Emerge (2017): In the current political and social landscape, standards are shifting as to how we define and present beauty and sexuality, away from the traditionally accepted phrases of photography’s language and the simplistic context of the patriarchal view. In this image there is much that can be said of visually communicated ideas of surface and emergence, but the female gaze is key in transforming what is usually seen as object to subject; in every sense of the terms as they appear in the photographic and social dogmas. As a result of a female gaze, away from rigid depictions that owe more to a historic concept of glamour and body and less to intuition and form, we see a humanity in the sensuality depicted, in its vulnerability and mystery, that owes as much to the authorship of the gaze as it does the setting or the model. PHOTO:  NONCEDO GXEKWA

Freedom (2015): Here’s to freedom. Here’s to peace. Here’s to living without fear. Here’s to changing things quickly and permanently while healing the ancient wounded patterns of both violator and victim. Last week South African women united and marched for the end to the ongoing and horrific Gender Based Violence, changing our current reality with courage, strength and compassion. Enough is enough. Here’s to freedom. Here’s to peace. Here’s to living without fear. For everyone. This photograph of my friend’s daughter, taken at an outdoor festival, represents that vision of respect and safety for all. PHOTO: NICKY NEWMAN

Bessie Head (2018): The man represented in this image is a symbol of patriarchy. I have emphasised this by using the face of Bessie Head, a woman whose novels contain atypical depictions of women of the era in which she wrote… women who didn’t follow the rules society set out for them. The background reflects the setting of her novels: the huts of Botswana. This image is informed by my own experience of being mugged in 2017. It speaks to the fact that I wish I had fought back like the woman depicted in this image; instead of just screaming, also acting.
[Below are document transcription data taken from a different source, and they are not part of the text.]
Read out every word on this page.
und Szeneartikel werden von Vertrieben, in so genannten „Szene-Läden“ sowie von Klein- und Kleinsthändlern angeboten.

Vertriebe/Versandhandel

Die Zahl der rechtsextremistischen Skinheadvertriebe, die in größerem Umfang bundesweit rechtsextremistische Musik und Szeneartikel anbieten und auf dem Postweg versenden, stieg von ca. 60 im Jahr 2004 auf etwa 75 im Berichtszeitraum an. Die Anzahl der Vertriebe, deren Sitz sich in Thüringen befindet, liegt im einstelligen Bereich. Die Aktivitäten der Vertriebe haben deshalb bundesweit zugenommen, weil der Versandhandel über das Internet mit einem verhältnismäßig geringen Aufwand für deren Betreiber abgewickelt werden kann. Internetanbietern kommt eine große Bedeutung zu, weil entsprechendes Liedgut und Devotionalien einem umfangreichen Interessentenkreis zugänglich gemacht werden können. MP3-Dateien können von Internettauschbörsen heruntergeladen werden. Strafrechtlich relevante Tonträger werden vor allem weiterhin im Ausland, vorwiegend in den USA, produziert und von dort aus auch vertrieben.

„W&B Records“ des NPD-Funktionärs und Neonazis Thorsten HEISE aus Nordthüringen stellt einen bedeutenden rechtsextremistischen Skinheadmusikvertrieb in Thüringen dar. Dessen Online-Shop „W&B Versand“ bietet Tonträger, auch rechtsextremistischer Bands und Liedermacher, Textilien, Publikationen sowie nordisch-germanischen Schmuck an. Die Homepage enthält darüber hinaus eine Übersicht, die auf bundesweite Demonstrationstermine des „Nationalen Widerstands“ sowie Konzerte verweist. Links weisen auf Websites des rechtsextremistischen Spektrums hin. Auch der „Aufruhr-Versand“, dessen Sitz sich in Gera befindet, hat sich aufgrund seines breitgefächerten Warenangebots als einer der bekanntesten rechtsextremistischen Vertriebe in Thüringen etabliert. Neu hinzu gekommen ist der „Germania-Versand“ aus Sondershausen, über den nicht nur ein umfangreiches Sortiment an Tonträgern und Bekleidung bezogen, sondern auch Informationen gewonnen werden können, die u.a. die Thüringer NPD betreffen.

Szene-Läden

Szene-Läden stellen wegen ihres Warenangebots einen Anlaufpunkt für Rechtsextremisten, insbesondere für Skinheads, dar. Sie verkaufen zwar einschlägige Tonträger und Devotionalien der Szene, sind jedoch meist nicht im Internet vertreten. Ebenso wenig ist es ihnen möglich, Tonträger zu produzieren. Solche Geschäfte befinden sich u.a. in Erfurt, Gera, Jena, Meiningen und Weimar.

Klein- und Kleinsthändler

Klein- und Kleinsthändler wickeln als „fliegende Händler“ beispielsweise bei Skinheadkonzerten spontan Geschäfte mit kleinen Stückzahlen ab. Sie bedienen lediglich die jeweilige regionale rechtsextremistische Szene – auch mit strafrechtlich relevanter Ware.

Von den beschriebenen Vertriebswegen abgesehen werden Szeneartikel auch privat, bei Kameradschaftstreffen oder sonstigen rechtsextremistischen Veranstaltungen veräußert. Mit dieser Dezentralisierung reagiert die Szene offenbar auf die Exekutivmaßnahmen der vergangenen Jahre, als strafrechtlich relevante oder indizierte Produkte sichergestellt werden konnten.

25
This image is a celebration of the women who have fought back against violence and, by extension, the patriarchy. PHOTO: AMANDA GREEN

Queen (2017): The woman in this photograph is a boss! She has her own mind, she works hard, she is beautiful inside and out. I admire her for the charge she carries and the confidence she has. With my photography I choose to highlight the hard-working women who, though content in life, also have a sense of hope. Those that appreciate freedom and the value of self-love, “you are beautiful no matter what’. I like to capture the essence of people who appreciate the kindness that we have suckled from our mother’s breast (Ubuntu) and the way they persevere through the struggles and challenges to give us a good life. I was raised by a single mother and I have known mostly female role-models. Many of them are people who have left a very positive imprint – as I face the challenges of being a black woman photographer in Africa. PHOTO: BUSISWA MAZWANA.

The No Ordinary Women exhibition opens on Thursday evening  at the  Ph Centre,  49 Maynard Street, Gardens.

This article was amended on Thursday, August 16, 2018 to reflect the correct opening date.